Calculating bound states resonances and scattering amplitudes for arbitrary 1D potentials with piecewise parabolas

Abstract

Even for one-dimensional (1D) potentials, the calculation of highly excited bound states and resonances (in particular broad and overlapping ones) often requires heavy numerical tools. The method presented here is based on representing an arbitrary 1D potential as a set of piecewise parabolas, where the solutions of the Schrödinger equation within each parabolic region are analytic. Outgoing, incoming, or zero-valued boundary conditions are imposed to solve for bound and resonance states, while asymmetric boundary conditions are enforced to calculate scattering amplitudes.

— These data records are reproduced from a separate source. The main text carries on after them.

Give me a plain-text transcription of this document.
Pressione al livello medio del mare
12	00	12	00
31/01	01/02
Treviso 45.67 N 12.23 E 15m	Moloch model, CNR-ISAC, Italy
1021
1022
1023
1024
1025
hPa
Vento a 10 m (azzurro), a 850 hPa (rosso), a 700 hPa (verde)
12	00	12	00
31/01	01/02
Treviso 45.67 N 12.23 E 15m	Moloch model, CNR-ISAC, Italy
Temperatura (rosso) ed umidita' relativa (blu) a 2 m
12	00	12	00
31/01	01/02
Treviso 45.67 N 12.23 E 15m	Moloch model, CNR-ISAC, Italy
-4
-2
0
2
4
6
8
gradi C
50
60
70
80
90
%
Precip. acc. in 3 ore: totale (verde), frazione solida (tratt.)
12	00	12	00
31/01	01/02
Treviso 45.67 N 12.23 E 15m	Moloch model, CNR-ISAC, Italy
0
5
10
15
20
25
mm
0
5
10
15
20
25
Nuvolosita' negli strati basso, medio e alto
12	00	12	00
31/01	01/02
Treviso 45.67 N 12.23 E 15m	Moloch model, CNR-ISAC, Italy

The developed method is also applicable for complex potentials, as for example found in non-Hermitian symmetric systems (such as optical waveguides, where the spectrum varies from real to complex as a function of gain and loss). We demonstrate for several model Hamiltonians that calculations of energies, decay rates, scattering amplitudes, and wave functions are obtained in high accuracy and with minimal computational effort in comparison to other widely used methods. We believe our approach will be useful in many areas of physics and chemistry, and for example can be used to calculate various types of resonances, to solve scattering problems in cold molecular collisions, and to create analytical basis functions for multidimensional potentials.